Season One: Episode Seven – Nottinghamshire vs Sussex (Day 2)

Season One: Episode Seven – Nottinghamshire vs Sussex (Day 2)

The Recap:

The challenge is to get Sussex promoted after five seasons languishing in the second tier. There was money to play with but my acquisitions have plunged us into the red. We have squeaked a victory from the jaws of defeat, despite accidentally sending Glamorgan top in the process.

Day Two:

They begin as they ended: tapping us around.

Meaker forces Scotsman Calum MacLeod into an error for 58 off 75. 439-5. Then, Claydon gets Tom Moores (not the NHS fund raising pensioner) for 5, and they’re suddenly “staring down the barrel” at “only” 443-6.

Pete Trego makes a nice cameo of 29 before David Wiese gets his first wicket of the match. 487-7.

Trego’s replacement, Mr Broad, has the sort of over that reduces a man’s hairline. Plays and misses to his first ball, lbw shout – turned down – to his second. Smacks poor Wiese for 4 next ball and then scampers off strike with a single. 

Haseeb Hameed returns the favour and so, Broad then comes back, and is caught behind. 

Not given. 

I throw a bat across the dressing room. I do use the bad words.

Unbelievably, Broad’s next over against Meaker is similar. He still goes, eventually, for 18 after I scream from the balcony that I want us bowling so short he has to take his teeth home in a hanky. 

528-8 is, I think, the definition of scoreboard pressure.

Hameed, batting at 5 for some odd reason considering he is an opener in his own mind, snicks one to Brown off Claydon. His 132 could probably be described as “handy”.

I make the fields aggressive and tell the bowlers “none of this fast bowlers’ union shite”. Bounce them out. I want career threatening injuries.

For some reason, they bowl fuller than me after a Sunday lunch. I bring on Beer, hoping he’ll bamboozle them. Bizarrely, it works and Luke Fletcher goes for 6.

They are all out. 546 is going to be an interesting first innings total to overhaul – and it’s not even lunch on day two yet.

We get one over in before lunch. In exactly the sort of caution I expect from him, Salt decides to plunder Broad for 10 off the over. Oh, Phillip. I feel like you may regret that after the break.

With 19 on the board, Salt gets bowled by the other one. Mohammed Abbas, yes the Pakistan international who I’d sort of forgotten about because Broad was dominating my thoughts, makes the breakthrough and we’re 19-1.

Wells and van Zyl bat well, but Broad tricks Wells on 41 and we’re 105-2.

Travis Head comes in and, just after tea, runs out van Zyl just as he gets his 52nd run. I can barely look at the big South African as he comes back to the hutch. He is purple with rage. 109-3.

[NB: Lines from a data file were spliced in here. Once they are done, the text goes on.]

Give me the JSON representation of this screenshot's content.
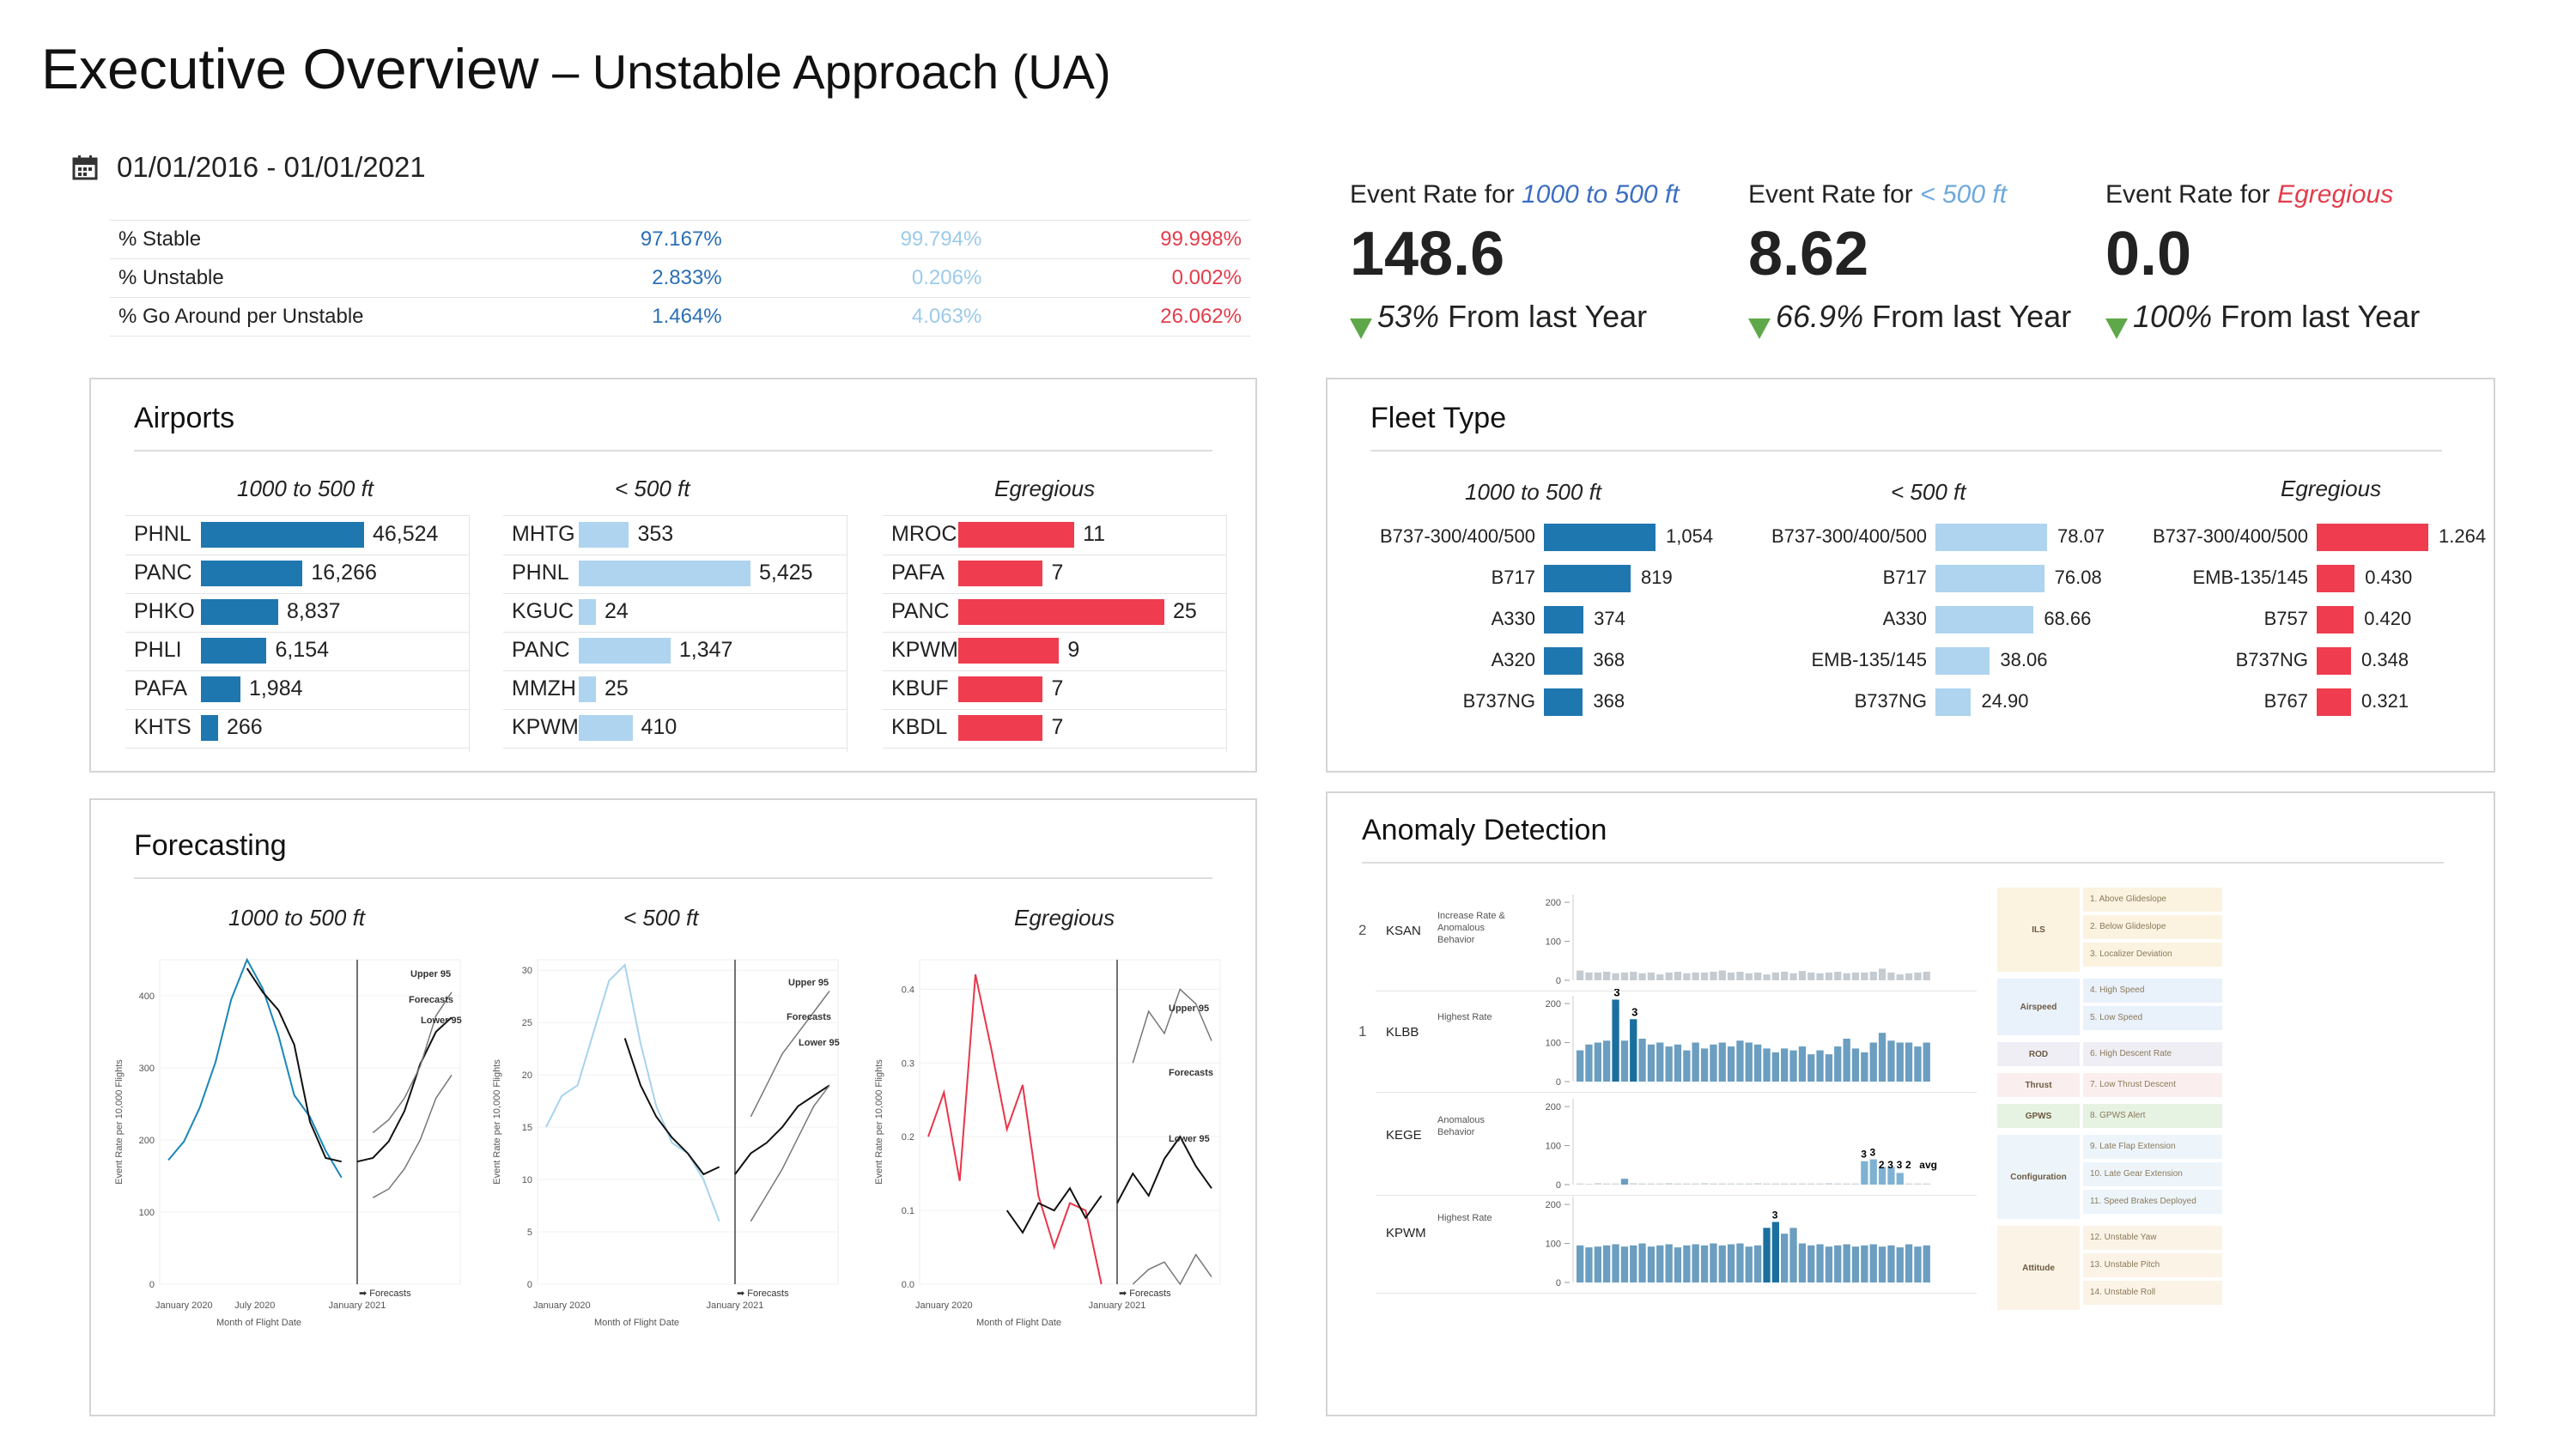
{
  "header": {
    "title": "Executive Overview",
    "subtitle": " – Unstable Approach (UA)",
    "date_range": "01/01/2016 - 01/01/2021",
    "icon": "calendar-icon"
  },
  "stats": [
    {
      "label": "% Stable",
      "v1": "97.167%",
      "v2": "99.794%",
      "v3": "99.998%"
    },
    {
      "label": "% Unstable",
      "v1": "2.833%",
      "v2": "0.206%",
      "v3": "0.002%"
    },
    {
      "label": "% Go Around per Unstable",
      "v1": "1.464%",
      "v2": "4.063%",
      "v3": "26.062%"
    }
  ],
  "kpis": [
    {
      "prefix": "Event Rate for ",
      "emph": "1000 to 500 ft",
      "color": "#3c6ec4",
      "value": "148.6",
      "change": "53%",
      "change_suffix": " From last Year"
    },
    {
      "prefix": "Event Rate for ",
      "emph": "< 500 ft",
      "color": "#6ea8dc",
      "value": "8.62",
      "change": "66.9%",
      "change_suffix": " From last Year"
    },
    {
      "prefix": "Event Rate for ",
      "emph": "Egregious",
      "color": "#e23d4b",
      "value": "0.0",
      "change": "100%",
      "change_suffix": " From last Year"
    }
  ],
  "colors": {
    "dark": "#1f77b0",
    "light": "#aed4ef",
    "red": "#ef3c4f",
    "series_dark": "#1a86b8",
    "series_light": "#a6d3ee"
  },
  "airports": {
    "title": "Airports",
    "groups": [
      {
        "title": "1000 to 500 ft",
        "rows": [
          {
            "code": "PHNL",
            "label": "46,524",
            "value": 46524
          },
          {
            "code": "PANC",
            "label": "16,266",
            "value": 16266
          },
          {
            "code": "PHKO",
            "label": "8,837",
            "value": 8837
          },
          {
            "code": "PHLI",
            "label": "6,154",
            "value": 6154
          },
          {
            "code": "PAFA",
            "label": "1,984",
            "value": 1984
          },
          {
            "code": "KHTS",
            "label": "266",
            "value": 266
          }
        ]
      },
      {
        "title": "< 500 ft",
        "rows": [
          {
            "code": "MHTG",
            "label": "353",
            "value": 353
          },
          {
            "code": "PHNL",
            "label": "5,425",
            "value": 5425
          },
          {
            "code": "KGUC",
            "label": "24",
            "value": 24
          },
          {
            "code": "PANC",
            "label": "1,347",
            "value": 1347
          },
          {
            "code": "MMZH",
            "label": "25",
            "value": 25
          },
          {
            "code": "KPWM",
            "label": "410",
            "value": 410
          }
        ]
      },
      {
        "title": "Egregious",
        "rows": [
          {
            "code": "MROC",
            "label": "11",
            "value": 11
          },
          {
            "code": "PAFA",
            "label": "7",
            "value": 7
          },
          {
            "code": "PANC",
            "label": "25",
            "value": 25
          },
          {
            "code": "KPWM",
            "label": "9",
            "value": 9
          },
          {
            "code": "KBUF",
            "label": "7",
            "value": 7
          },
          {
            "code": "KBDL",
            "label": "7",
            "value": 7
          }
        ]
      }
    ]
  },
  "fleet": {
    "title": "Fleet Type",
    "groups": [
      {
        "title": "1000 to 500 ft",
        "rows": [
          {
            "code": "B737-300/400/500",
            "label": "1,054",
            "value": 1054
          },
          {
            "code": "B717",
            "label": "819",
            "value": 819
          },
          {
            "code": "A330",
            "label": "374",
            "value": 374
          },
          {
            "code": "A320",
            "label": "368",
            "value": 368
          },
          {
            "code": "B737NG",
            "label": "368",
            "value": 368
          }
        ]
      },
      {
        "title": "< 500 ft",
        "rows": [
          {
            "code": "B737-300/400/500",
            "label": "78.07",
            "value": 78.07
          },
          {
            "code": "B717",
            "label": "76.08",
            "value": 76.08
          },
          {
            "code": "A330",
            "label": "68.66",
            "value": 68.66
          },
          {
            "code": "EMB-135/145",
            "label": "38.06",
            "value": 38.06
          },
          {
            "code": "B737NG",
            "label": "24.90",
            "value": 24.9
          }
        ]
      },
      {
        "title": "Egregious",
        "rows": [
          {
            "code": "B737-300/400/500",
            "label": "1.264",
            "value": 1.264
          },
          {
            "code": "EMB-135/145",
            "label": "0.430",
            "value": 0.43
          },
          {
            "code": "B757",
            "label": "0.420",
            "value": 0.42
          },
          {
            "code": "B737NG",
            "label": "0.348",
            "value": 0.348
          },
          {
            "code": "B767",
            "label": "0.321",
            "value": 0.321
          }
        ]
      }
    ]
  },
  "forecasting": {
    "title": "Forecasting",
    "charts": [
      {
        "title": "1000 to 500 ft",
        "ylabel": "Event Rate per 10,000 Flights",
        "xlabel": "Month of Flight Date",
        "yticks": [
          "0",
          "100",
          "200",
          "300",
          "400"
        ],
        "ymax": 450,
        "xticks": [
          "January 2020",
          "July 2020",
          "January 2021"
        ],
        "labels": [
          "Upper 95",
          "Forecasts",
          "Lower 95"
        ],
        "footer": "➡ Forecasts",
        "actual": [
          172,
          198,
          245,
          308,
          395,
          450,
          410,
          345,
          262,
          232,
          185,
          148
        ],
        "fitted": [
          438,
          405,
          380,
          332,
          225,
          175,
          170
        ],
        "forecast": [
          170,
          175,
          198,
          240,
          305,
          350,
          370
        ],
        "upper": [
          210,
          228,
          258,
          302,
          372,
          405
        ],
        "lower": [
          120,
          132,
          160,
          200,
          258,
          290
        ]
      },
      {
        "title": "< 500 ft",
        "ylabel": "Event Rate per 10,000 Flights",
        "xlabel": "Month of Flight Date",
        "yticks": [
          "0",
          "5",
          "10",
          "15",
          "20",
          "25",
          "30"
        ],
        "ymax": 31,
        "xticks": [
          "January 2020",
          "January 2021"
        ],
        "labels": [
          "Upper 95",
          "Forecasts",
          "Lower 95"
        ],
        "footer": "➡ Forecasts",
        "actual": [
          15,
          18,
          19,
          24,
          29,
          30.5,
          23,
          17,
          13.5,
          12.5,
          10,
          6
        ],
        "fitted": [
          23.5,
          19,
          16,
          14,
          12.5,
          10.5,
          11.2
        ],
        "forecast": [
          10.5,
          12.5,
          13.5,
          15,
          17,
          18,
          19
        ],
        "upper": [
          16,
          19,
          22,
          24,
          26,
          28
        ],
        "lower": [
          6,
          8.5,
          11,
          14,
          17,
          19
        ],
        "min_label": "0"
      },
      {
        "title": "Egregious",
        "ylabel": "Event Rate per 10,000 Flights",
        "xlabel": "Month of Flight Date",
        "yticks": [
          "0.0",
          "0.1",
          "0.2",
          "0.3",
          "0.4"
        ],
        "ymax": 0.44,
        "xticks": [
          "January 2020",
          "January 2021"
        ],
        "labels": [
          "Upper 95",
          "Forecasts",
          "Lower 95"
        ],
        "footer": "➡ Forecasts",
        "actual": [
          0.2,
          0.26,
          0.14,
          0.42,
          0.32,
          0.21,
          0.27,
          0.12,
          0.05,
          0.11,
          0.1,
          0.0
        ],
        "fitted": [
          0.1,
          0.07,
          0.11,
          0.1,
          0.13,
          0.09,
          0.12
        ],
        "forecast": [
          0.11,
          0.15,
          0.12,
          0.17,
          0.2,
          0.16,
          0.13
        ],
        "upper": [
          0.3,
          0.37,
          0.34,
          0.4,
          0.38,
          0.33
        ],
        "lower": [
          0.0,
          0.02,
          0.03,
          0.0,
          0.04,
          0.01
        ]
      }
    ]
  },
  "anomaly": {
    "title": "Anomaly Detection",
    "rows": [
      {
        "rank": "2",
        "airport": "KSAN",
        "reason": "Increase Rate & Anomalous Behavior",
        "values": [
          25,
          20,
          20,
          22,
          18,
          20,
          22,
          18,
          20,
          15,
          20,
          22,
          18,
          20,
          20,
          22,
          25,
          20,
          22,
          18,
          20,
          15,
          20,
          22,
          18,
          24,
          20,
          18,
          20,
          22,
          18,
          20,
          20,
          22,
          30,
          20,
          15,
          18,
          20,
          22
        ],
        "highlights": [],
        "labels": []
      },
      {
        "rank": "1",
        "airport": "KLBB",
        "reason": "Highest Rate",
        "values": [
          80,
          95,
          100,
          105,
          210,
          105,
          160,
          110,
          95,
          100,
          90,
          95,
          80,
          100,
          85,
          95,
          100,
          90,
          105,
          100,
          95,
          85,
          75,
          85,
          80,
          90,
          70,
          80,
          70,
          90,
          110,
          85,
          75,
          100,
          125,
          105,
          100,
          100,
          90,
          100
        ],
        "highlights": [
          4,
          6
        ],
        "labels": [
          "3",
          "3"
        ]
      },
      {
        "rank": "",
        "airport": "KEGE",
        "reason": "Anomalous Behavior",
        "values": [
          3,
          2,
          4,
          3,
          3,
          15,
          4,
          3,
          3,
          3,
          4,
          3,
          3,
          3,
          4,
          3,
          3,
          3,
          3,
          3,
          4,
          3,
          3,
          3,
          3,
          3,
          3,
          3,
          4,
          3,
          3,
          3,
          60,
          65,
          45,
          45,
          30,
          3,
          3,
          3
        ],
        "highlights": [],
        "labels": [
          "3",
          "3",
          "2",
          "3",
          "3",
          "2",
          "avg"
        ]
      },
      {
        "rank": "",
        "airport": "KPWM",
        "reason": "Highest Rate",
        "values": [
          95,
          90,
          92,
          95,
          98,
          92,
          95,
          100,
          92,
          95,
          98,
          90,
          95,
          98,
          95,
          100,
          95,
          98,
          100,
          92,
          95,
          140,
          155,
          125,
          140,
          100,
          95,
          98,
          92,
          95,
          98,
          92,
          95,
          98,
          92,
          95,
          90,
          98,
          92,
          95
        ],
        "highlights": [
          21,
          22
        ],
        "labels": [
          "3"
        ]
      }
    ],
    "yticks": [
      "0",
      "100",
      "200"
    ],
    "categories": [
      {
        "group": "ILS",
        "items": [
          "1. Above Glideslope",
          "2. Below Glideslope",
          "3. Localizer Deviation"
        ],
        "bg": "#fbf3e0"
      },
      {
        "group": "Airspeed",
        "items": [
          "4. High Speed",
          "5. Low Speed"
        ],
        "bg": "#e9f1fb"
      },
      {
        "group": "ROD",
        "items": [
          "6. High Descent Rate"
        ],
        "bg": "#efeef5"
      },
      {
        "group": "Thrust",
        "items": [
          "7. Low Thrust Descent"
        ],
        "bg": "#fbeeee"
      },
      {
        "group": "GPWS",
        "items": [
          "8. GPWS Alert"
        ],
        "bg": "#e6f2e2"
      },
      {
        "group": "Configuration",
        "items": [
          "9. Late Flap Extension",
          "10. Late Gear Extension",
          "11. Speed Brakes Deployed"
        ],
        "bg": "#edf5fb"
      },
      {
        "group": "Attitude",
        "items": [
          "12. Unstable Yaw",
          "13. Unstable Pitch",
          "14. Unstable Roll"
        ],
        "bg": "#fbf3e6"
      }
    ]
  }
}
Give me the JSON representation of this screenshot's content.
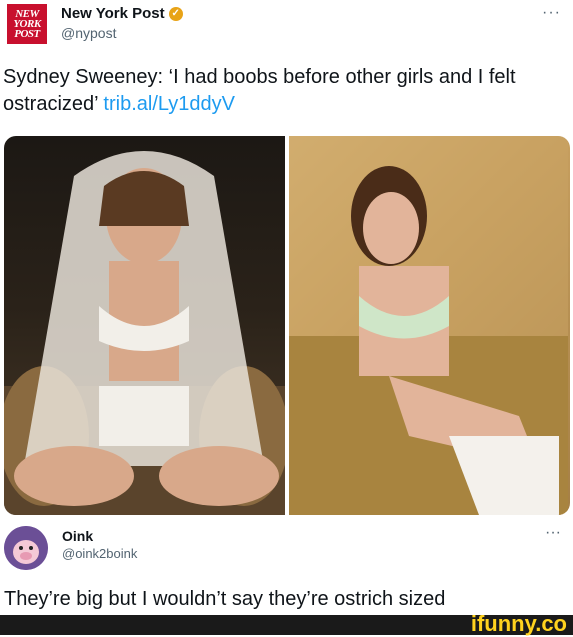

I soon join him. George Munsey, who – lest we forget I signed and then gambled on to strengthen our batting, and who is averaging 21 with a high score of 31 – can bat all day here, go big and really establish himself.

Instead, Abbas gets his second wicket and he is gone for 11. This maybe the last time he plays. 126-4.

“In Ravi we trust” I think, as the man – the legend – makes his way to the wicket. He is dropped twice in his first two overs and plays like a total fanny.

He then settles down and begins to play well. I spot that Mullaney is absolutely out on his feet as he’s into his 14th over, and has bowled on the spin for about an hour. 

I ramp up Ravi’s aggression. He hits him for 6, for 4 – and then gets out for 41. 

It is all my fault, again, and we are 194-5.